- Born: 22 June 1897 Mollaud, East Prussia
- Died: 6 June 1940 (aged 42) France
- Allegiance: German Empire Nazi Germany
- Branch: Imperial German Army Luftstreitkräfte Luftwaffe
- Service years: 1914-1918 1936-1940
- Rank: Major
- Unit: Flieger-Abteilung (Artillerie) (Flier Detachment (Artillery) 270; Jagdstaffel 36 (Fighter Squadron 36)
- Commands: Jagdstaffel 53 (Fighter Squadron 53)
- Conflicts: World War I World War II Battle of France †;
- Awards: Royal House Order of Hohenzollern
- Other work: Flew combat in WWII Luftwaffe

= Theodor Quandt =

German World War I flying ace

Major Theodor Quandt (22 June 1897 – 6 June 1940) was a World War I German flying ace credited with 15 aerial victories. He would return to his nation's service for World War II, being killed on 6 June 1940 during the Fall of France.

==Birth and early military service==

Theodor Quandt was born in Mollaud, Prussia on 22 June 1897.

He enlisted in the infantry on 4 August 1914, while he was still 17 years old. He later served as an artilleryman. He was a combatant in the Battle of Tannenberg on the Eastern Front. He was switched to the Western Front in early 1916. On 1 July, he began aerial service, training as a pilot. Once qualified, he was posted to Flieger-Abteilung (Artillerie) (Flier Detachment (Artillery) 270), an artillery direction unit equipped with Rumpler C.IV reconnaissance aircraft and operating in support of the German 3rd Army, on 1 January 1917. He served with them until transferred to Jagdstaffel 36 (Fighter Squadron 36) (also known as Jasta 36) on 1 April. Rather unusually, he did not undergo fighter training before making the switch.

==World War I flying service==

Quandt claimed his first victories with Jagdstaffel 36 as a balloon buster, shooting down a pair of observation balloons near Bouvancourt on 21 May 1917. The Staffel moved to Flanders for operations against the British in June 1917, and between 11 August and 8 November, Quandt was credited with six more aircraft shot down.

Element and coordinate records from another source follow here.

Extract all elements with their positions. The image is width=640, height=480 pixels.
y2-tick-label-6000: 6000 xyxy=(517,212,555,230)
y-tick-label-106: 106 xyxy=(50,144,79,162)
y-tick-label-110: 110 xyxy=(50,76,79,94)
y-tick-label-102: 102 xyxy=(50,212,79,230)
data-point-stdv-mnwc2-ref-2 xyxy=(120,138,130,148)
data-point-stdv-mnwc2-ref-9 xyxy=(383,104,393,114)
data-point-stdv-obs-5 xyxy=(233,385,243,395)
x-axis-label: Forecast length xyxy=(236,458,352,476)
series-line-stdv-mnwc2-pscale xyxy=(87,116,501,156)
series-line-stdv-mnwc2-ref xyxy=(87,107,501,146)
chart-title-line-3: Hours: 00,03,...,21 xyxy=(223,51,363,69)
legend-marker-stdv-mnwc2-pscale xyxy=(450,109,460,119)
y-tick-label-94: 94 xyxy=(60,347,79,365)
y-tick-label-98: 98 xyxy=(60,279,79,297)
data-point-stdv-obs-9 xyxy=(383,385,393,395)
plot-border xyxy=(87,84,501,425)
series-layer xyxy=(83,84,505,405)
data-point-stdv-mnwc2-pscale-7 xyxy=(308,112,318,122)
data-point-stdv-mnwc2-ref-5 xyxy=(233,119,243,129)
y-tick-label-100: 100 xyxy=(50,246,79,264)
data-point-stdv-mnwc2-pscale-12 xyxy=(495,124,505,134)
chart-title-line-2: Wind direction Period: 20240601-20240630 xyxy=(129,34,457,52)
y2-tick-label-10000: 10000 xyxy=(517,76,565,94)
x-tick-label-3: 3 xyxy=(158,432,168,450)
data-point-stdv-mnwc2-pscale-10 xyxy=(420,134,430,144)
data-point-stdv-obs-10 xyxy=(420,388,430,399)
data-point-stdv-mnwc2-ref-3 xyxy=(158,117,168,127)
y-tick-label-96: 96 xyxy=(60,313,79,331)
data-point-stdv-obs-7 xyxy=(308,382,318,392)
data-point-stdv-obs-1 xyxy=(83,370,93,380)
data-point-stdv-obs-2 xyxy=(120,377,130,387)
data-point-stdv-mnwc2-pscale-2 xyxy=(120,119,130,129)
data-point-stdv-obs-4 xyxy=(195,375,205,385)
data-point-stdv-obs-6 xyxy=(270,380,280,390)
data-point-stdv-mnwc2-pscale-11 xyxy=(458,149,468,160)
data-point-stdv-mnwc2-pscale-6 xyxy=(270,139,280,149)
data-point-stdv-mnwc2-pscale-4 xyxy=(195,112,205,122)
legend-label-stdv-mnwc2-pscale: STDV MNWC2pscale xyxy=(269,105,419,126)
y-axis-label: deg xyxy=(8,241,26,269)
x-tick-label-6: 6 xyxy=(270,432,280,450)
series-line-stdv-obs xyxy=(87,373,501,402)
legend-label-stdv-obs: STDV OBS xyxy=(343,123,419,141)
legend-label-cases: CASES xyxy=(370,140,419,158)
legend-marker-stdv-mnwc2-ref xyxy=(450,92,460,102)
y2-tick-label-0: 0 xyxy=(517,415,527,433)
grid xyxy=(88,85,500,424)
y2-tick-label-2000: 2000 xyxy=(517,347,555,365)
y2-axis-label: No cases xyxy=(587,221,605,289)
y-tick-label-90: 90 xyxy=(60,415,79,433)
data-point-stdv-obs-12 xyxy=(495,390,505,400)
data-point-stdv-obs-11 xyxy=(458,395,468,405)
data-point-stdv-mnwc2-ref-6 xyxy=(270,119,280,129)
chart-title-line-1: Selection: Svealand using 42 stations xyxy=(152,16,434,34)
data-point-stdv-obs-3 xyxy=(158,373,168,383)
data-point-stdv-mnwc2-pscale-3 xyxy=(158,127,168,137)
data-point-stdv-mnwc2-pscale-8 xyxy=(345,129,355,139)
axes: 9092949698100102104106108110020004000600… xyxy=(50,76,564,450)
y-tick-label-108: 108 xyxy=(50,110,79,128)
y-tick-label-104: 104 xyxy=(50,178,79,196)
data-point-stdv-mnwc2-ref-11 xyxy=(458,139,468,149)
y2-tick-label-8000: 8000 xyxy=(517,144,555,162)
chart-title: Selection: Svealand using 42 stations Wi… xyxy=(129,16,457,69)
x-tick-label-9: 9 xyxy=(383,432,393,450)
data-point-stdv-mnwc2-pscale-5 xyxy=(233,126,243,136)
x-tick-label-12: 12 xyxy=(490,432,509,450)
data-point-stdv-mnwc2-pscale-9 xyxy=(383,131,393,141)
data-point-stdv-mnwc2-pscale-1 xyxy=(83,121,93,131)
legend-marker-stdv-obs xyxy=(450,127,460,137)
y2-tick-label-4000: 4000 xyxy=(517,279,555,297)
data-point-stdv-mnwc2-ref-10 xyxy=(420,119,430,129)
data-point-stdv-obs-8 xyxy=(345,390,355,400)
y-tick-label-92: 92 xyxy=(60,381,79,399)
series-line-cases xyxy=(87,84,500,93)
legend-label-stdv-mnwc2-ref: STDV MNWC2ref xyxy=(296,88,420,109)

On 24 December 1917, Quandt was transferred to Jagdstaffel 53 as its commanding officer. On 10 May 1918, he was awarded the Knight's Cross with Swords of the House Order of Hohenzollern. On 21 August 1918, Quandt returned to Jasta 36, replacing Harry von Bülow-Bothkamp as commanding officer. On 27 August 1918, Quandt shot down two Sopwith Camels, his first victories for almost ten months. His eleventh credited shoot down, on 1 September 1918, was over American ace John Donaldson. He then shot down four more aircraft in the next three days, but on 17 September, a British air-raid on Jasta 36's airfield at Aniche destroyed several aircraft, and the unit was withdrawn from combat. Quandt finished the war as a lieutenant.

==World War II flying service==

In 1936, Quandt joined the Luftwaffe as a reserve officer, and on the outbreak of World War II, was called up to active service, joining Jagdgeschwader 20 (JG 20), and was promoted to Major later that month, before transferring to JG 3. Quandt was shot down and killed in action on 6 June 1940 while flying a Messerschmitt Bf 109 during the Battle of France, his aircraft crashing near Envermeu, east of Dieppe.